Tom Dorsey, Co-Founder of Dorsey, Wright & Associates, a Nasdaq company, is a pioneer in smart beta investing. For those who’ve never heard that term before, smart beta is an investment strategy that attempts to deliver better risk/reward outcomes than your average, diversified, market cap-weighted index. Portfolio managers do this by building a fund of securities using weighting schemes based on volatility and other factors, like dividend yield. Instead of matching their fund to the index weightings, they create rules based on time-tested factors that may have better upside potential. More than simply tweaking weightings, it’s an entirely alternative way of constructing a fund or ETF.
Dorsey created a number of smart beta funds at Arrow Funds, First Trust, Powershares, Principal Funds and others. Now he’s tossing out a new lexicon into the financial world: smart indexing.
“Most people think of indexing as just buying ETFs based on the Standard & Poor’s 500 index. What’s so smart about that? But the equal-weighted S&P 500 has beaten the cap-weighted S&P 500 index…most advisors do not know that,” Dorsey says.

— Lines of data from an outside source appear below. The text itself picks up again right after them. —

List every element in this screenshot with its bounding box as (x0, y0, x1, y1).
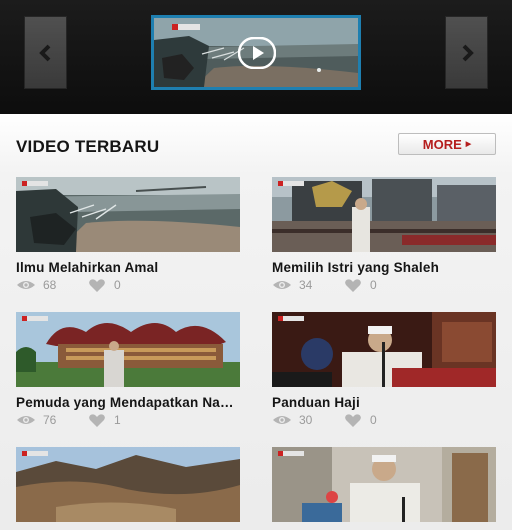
video-card[interactable]: Panduan Haji 30 0 (272, 312, 496, 427)
section-title: VIDEO TERBARU (16, 137, 160, 156)
video-thumbnail-image (272, 312, 496, 387)
video-card[interactable]: Ilmu Melahirkan Amal 68 0 (16, 177, 240, 292)
video-title: Memilih Istri yang Shaleh (272, 260, 440, 275)
video-thumbnail-image (16, 177, 240, 252)
video-title: Ilmu Melahirkan Amal (16, 260, 159, 275)
carousel-prev-button[interactable] (24, 16, 67, 89)
video-thumbnail-image (16, 312, 240, 387)
video-stats: 34 0 (272, 278, 496, 292)
eye-icon (17, 416, 35, 424)
video-card[interactable] (16, 447, 240, 530)
play-icon[interactable] (238, 37, 276, 69)
brand-logo-icon (278, 316, 304, 321)
video-card[interactable]: Memilih Istri yang Shaleh 34 0 (272, 177, 496, 292)
view-count: 30 (299, 413, 313, 427)
eye-icon (17, 281, 35, 289)
brand-logo-icon (22, 181, 48, 186)
chevron-left-icon (38, 44, 50, 61)
like-count: 1 (114, 413, 121, 427)
more-button-label: MORE (422, 136, 462, 152)
view-count: 34 (299, 278, 313, 292)
eye-icon (273, 281, 291, 289)
brand-logo-icon (278, 181, 304, 186)
video-card[interactable] (272, 447, 496, 530)
video-thumbnail-image (16, 447, 240, 522)
video-stats: 30 0 (272, 413, 496, 427)
heart-icon[interactable] (344, 278, 362, 292)
video-stats: 68 0 (16, 278, 240, 292)
video-thumbnail[interactable] (16, 177, 240, 252)
brand-logo-icon (172, 24, 200, 30)
like-count: 0 (114, 278, 121, 292)
video-thumbnail-image (272, 177, 496, 252)
view-count: 68 (43, 278, 57, 292)
eye-icon (273, 416, 291, 424)
video-thumbnail[interactable] (16, 312, 240, 387)
view-count: 76 (43, 413, 57, 427)
brand-logo-icon (278, 451, 304, 456)
featured-video-thumbnail[interactable] (151, 15, 361, 90)
video-title: Panduan Haji (272, 395, 360, 410)
video-thumbnail[interactable] (272, 447, 496, 522)
video-title: Pemuda yang Mendapatkan Naungan Allah (16, 395, 240, 410)
brand-logo-icon (22, 451, 48, 456)
featured-carousel (0, 0, 512, 114)
like-count: 0 (370, 413, 377, 427)
carousel-next-button[interactable] (445, 16, 488, 89)
like-count: 0 (370, 278, 377, 292)
video-thumbnail[interactable] (272, 177, 496, 252)
chevron-right-icon (462, 44, 474, 61)
video-card[interactable]: Pemuda yang Mendapatkan Naungan Allah 76… (16, 312, 240, 427)
video-thumbnail[interactable] (272, 312, 496, 387)
video-stats: 76 1 (16, 413, 240, 427)
video-thumbnail[interactable] (16, 447, 240, 522)
more-button[interactable]: MORE ▶ (398, 133, 496, 155)
heart-icon[interactable] (344, 413, 362, 427)
heart-icon[interactable] (88, 278, 106, 292)
brand-logo-icon (22, 316, 48, 321)
caret-right-icon: ▶ (465, 141, 472, 148)
heart-icon[interactable] (88, 413, 106, 427)
video-thumbnail-image (272, 447, 496, 522)
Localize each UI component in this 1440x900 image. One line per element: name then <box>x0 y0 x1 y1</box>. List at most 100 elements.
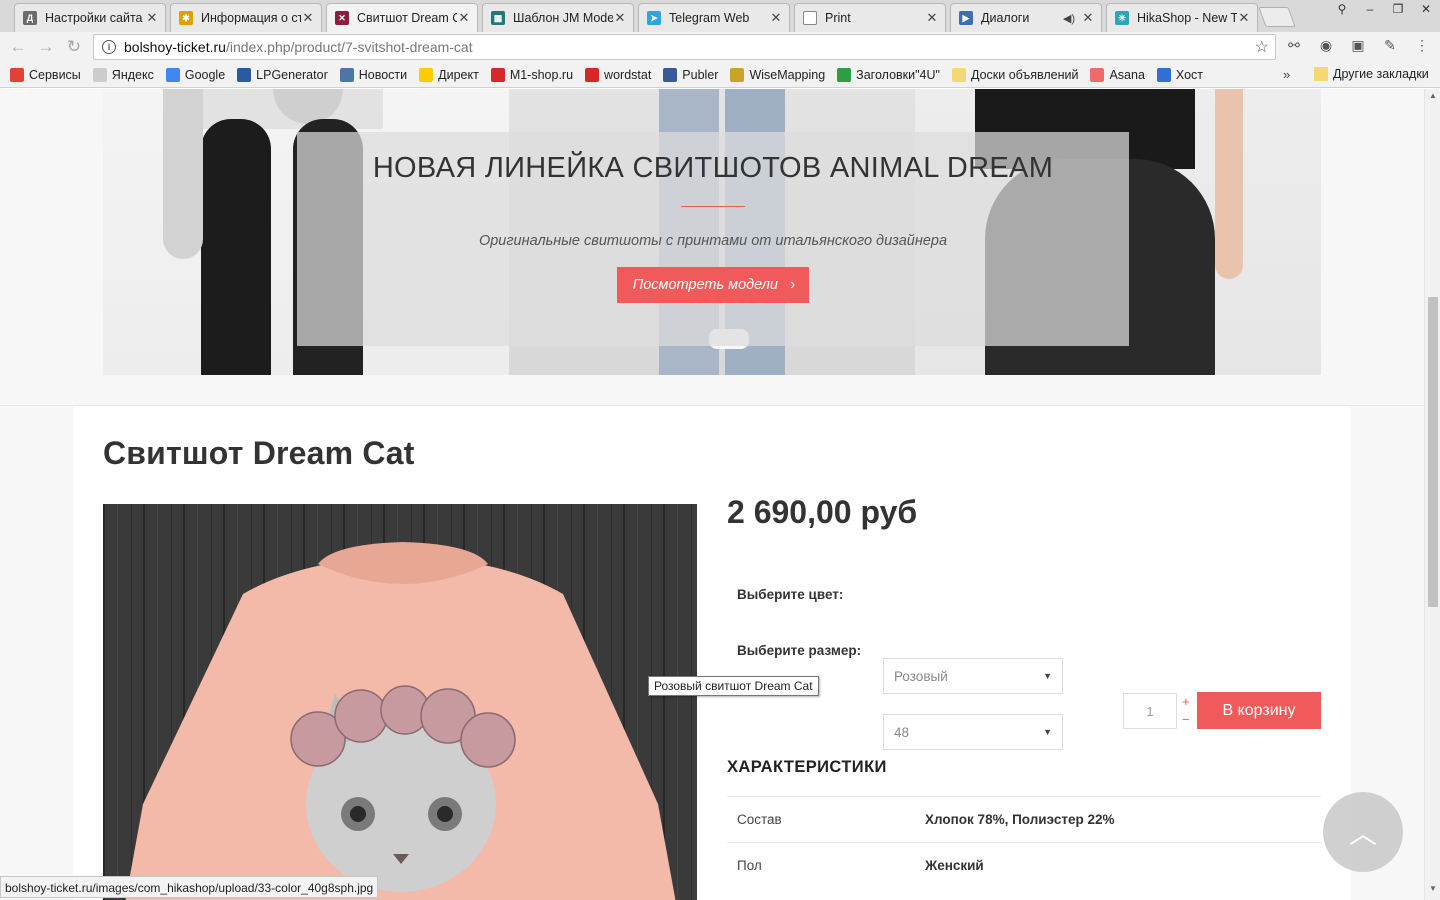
bookmark-label: Заголовки"4U" <box>856 67 940 82</box>
bookmark-item[interactable]: Asana <box>1090 67 1145 82</box>
view-models-button[interactable]: Посмотреть модели › <box>616 267 810 303</box>
menu-icon[interactable]: ⋮ <box>1411 37 1433 57</box>
bookmarks-bar: Сервисы Яндекс Google LPGenerator Новости Дир… <box>0 62 1440 88</box>
folder-icon <box>951 67 966 82</box>
tab-title: Telegram Web <box>669 11 750 25</box>
close-icon[interactable]: ✕ <box>301 10 315 26</box>
product-price: 2 690,00 руб <box>727 494 918 530</box>
product-card: Свитшот Dream Cat 2 690,00 руб Выберите … <box>73 406 1351 900</box>
close-icon[interactable]: ✕ <box>925 10 939 26</box>
restore-icon[interactable]: ❐ <box>1384 0 1412 18</box>
tab-title: Шаблон JM Mode <box>513 11 613 25</box>
close-icon[interactable]: ✕ <box>145 10 159 26</box>
forward-icon[interactable]: → <box>36 37 56 57</box>
eye-extension-icon[interactable]: ◉ <box>1315 37 1337 57</box>
browser-tab[interactable]: ✳ HikaShop - New T ✕ <box>1106 3 1258 32</box>
reload-icon[interactable]: ↻ <box>64 37 84 57</box>
quantity-decrease-button[interactable]: − <box>1182 712 1190 727</box>
close-icon[interactable]: ✕ <box>769 10 783 26</box>
bookmark-item[interactable]: LPGenerator <box>237 67 328 82</box>
bookmark-item[interactable]: Доски объявлений <box>951 67 1079 82</box>
close-icon[interactable]: ✕ <box>457 10 471 26</box>
color-select[interactable]: Розовый ▼ <box>883 658 1063 694</box>
close-icon[interactable]: ✕ <box>1237 10 1251 26</box>
m1-icon <box>490 67 505 82</box>
bookmark-item[interactable]: Google <box>165 67 226 82</box>
screenshot-extension-icon[interactable]: ▣ <box>1347 37 1369 57</box>
quantity-increase-button[interactable]: + <box>1182 694 1190 709</box>
browser-tab[interactable]: ▦ Шаблон JM Mode ✕ <box>482 3 634 32</box>
image-tooltip: Розовый свитшот Dream Cat <box>648 676 819 696</box>
publer-icon <box>663 67 678 82</box>
check-icon <box>1156 67 1171 82</box>
bookmark-item[interactable]: Хост <box>1156 67 1203 82</box>
bookmark-item[interactable]: Яндекс <box>92 67 154 82</box>
quantity-input[interactable]: 1 <box>1123 693 1177 729</box>
bookmark-label: Сервисы <box>29 67 81 82</box>
tab-title: Настройки сайта <box>45 11 143 25</box>
address-bar[interactable]: i bolshoy-ticket.ru/index.php/product/7-… <box>93 34 1276 60</box>
close-icon[interactable]: ✕ <box>1081 10 1095 26</box>
bookmark-item[interactable]: wordstat <box>585 67 651 82</box>
product-title: Свитшот Dream Cat <box>103 435 415 471</box>
scroll-up-icon[interactable]: ▲ <box>1428 91 1438 100</box>
scroll-to-top-button[interactable]: ︿ <box>1323 792 1403 872</box>
tab-title: Свитшот Dream C <box>357 11 457 25</box>
browser-tab[interactable]: ➤ Telegram Web ✕ <box>638 3 790 32</box>
banner-heading: НОВАЯ ЛИНЕЙКА СВИТШОТОВ ANIMAL DREAM <box>372 152 1054 184</box>
banner-subtitle: Оригинальные свитшоты с принтами от итал… <box>478 233 948 249</box>
bookmark-item[interactable]: Publer <box>663 67 719 82</box>
apps-icon <box>10 67 24 82</box>
new-tab-button[interactable] <box>1258 7 1296 27</box>
other-bookmarks-label: Другие закладки <box>1333 67 1429 81</box>
direct-icon <box>419 67 434 82</box>
product-image[interactable] <box>103 504 697 900</box>
scroll-thumb[interactable] <box>1428 297 1438 607</box>
browser-tab[interactable]: ▶ Диалоги ◀) ✕ <box>950 3 1102 32</box>
bookmark-item[interactable]: Заголовки"4U" <box>837 67 940 82</box>
lp-icon <box>237 67 252 82</box>
close-icon[interactable]: ✕ <box>613 10 627 26</box>
bookmark-label: Publer <box>682 67 719 82</box>
size-select[interactable]: 48 ▼ <box>883 714 1063 750</box>
minimize-icon[interactable]: – <box>1356 0 1384 18</box>
page-viewport: НОВАЯ ЛИНЕЙКА СВИТШОТОВ ANIMAL DREAM Ори… <box>0 89 1424 900</box>
bookmark-label: Доски объявлений <box>970 67 1079 82</box>
vk-icon <box>339 67 354 82</box>
other-bookmarks[interactable]: Другие закладки <box>1314 67 1429 81</box>
browser-tab-active[interactable]: ✕ Свитшот Dream C ✕ <box>326 3 478 32</box>
bookmark-star-icon[interactable]: ☆ <box>1255 37 1269 57</box>
specs-table: Состав Хлопок 78%, Полиэстер 22% Пол Жен… <box>727 796 1321 888</box>
folder-icon <box>1314 67 1328 81</box>
bookmark-item[interactable]: Новости <box>339 67 408 82</box>
bookmark-item[interactable]: M1-shop.ru <box>490 67 573 82</box>
speaker-icon[interactable]: ◀) <box>1063 12 1075 25</box>
page-scrollbar[interactable]: ▲ ▼ <box>1424 89 1440 900</box>
window-close-icon[interactable]: ✕ <box>1412 0 1440 18</box>
extension-icon[interactable]: ⚯ <box>1283 37 1305 57</box>
status-bar-url: bolshoy-ticket.ru/images/com_hikashop/up… <box>0 876 379 898</box>
asana-icon <box>1090 67 1105 82</box>
table-row: Состав Хлопок 78%, Полиэстер 22% <box>727 796 1321 842</box>
browser-tab[interactable]: ✱ Информация о ст ✕ <box>170 3 322 32</box>
info-icon[interactable]: i <box>102 40 116 54</box>
color-label: Выберите цвет: <box>737 587 844 602</box>
bookmark-label: Google <box>184 67 226 82</box>
product-photo <box>103 504 697 900</box>
browser-tab[interactable]: Print ✕ <box>794 3 946 32</box>
back-icon[interactable]: ← <box>8 37 28 57</box>
bookmark-item[interactable]: WiseMapping <box>730 67 825 82</box>
bookmark-item[interactable]: Сервисы <box>10 67 81 82</box>
tab-title: Диалоги <box>981 11 1030 25</box>
view-models-label: Посмотреть модели <box>632 277 778 293</box>
browser-tab[interactable]: Д Настройки сайта ✕ <box>14 3 166 32</box>
bookmark-item[interactable]: Директ <box>419 67 479 82</box>
profile-icon[interactable]: ⚲ <box>1328 0 1356 18</box>
tab-title: Print <box>825 11 851 25</box>
bookmark-label: Новости <box>358 67 408 82</box>
edit-extension-icon[interactable]: ✎ <box>1379 37 1401 57</box>
scroll-down-icon[interactable]: ▼ <box>1428 884 1438 893</box>
bookmarks-more-button[interactable]: » <box>1283 67 1290 82</box>
add-to-cart-button[interactable]: В корзину <box>1197 692 1321 729</box>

Who knew there were two? Smart indexers will compare factors and index components with the capitalization weighted version when constructing a portfolio. To do that on their own, they need to conduct a relative strength calculation to construct a portfolio. If they did that on all the underlying stocks in the S&P 500, it would take a small army of analysts. Today’s financial technology allows investment firms to do that more easily.
There are now so many different types of indexes out there that investors really don’t need to step outside of the fence of indexing to outperform the market.
Of course on the core indexing side, market capitalization indices are gathering the most assets. Investors who believe it’s possible to beat the market will choose active investment funds, or go the route of diversifying into these new smart index funds that blur the lines by putting active bets into the index construct. Over the last two years, several new products have popped up with this strategy in mind.
Smart beta was a very smart marketing tool for years, Dorsey says. It means anything other than cap weighted benchmarking. “To me it means if you have a rules based approach, its smart beta. Smart beta means you can use all different types of sectors in your mix,” he says.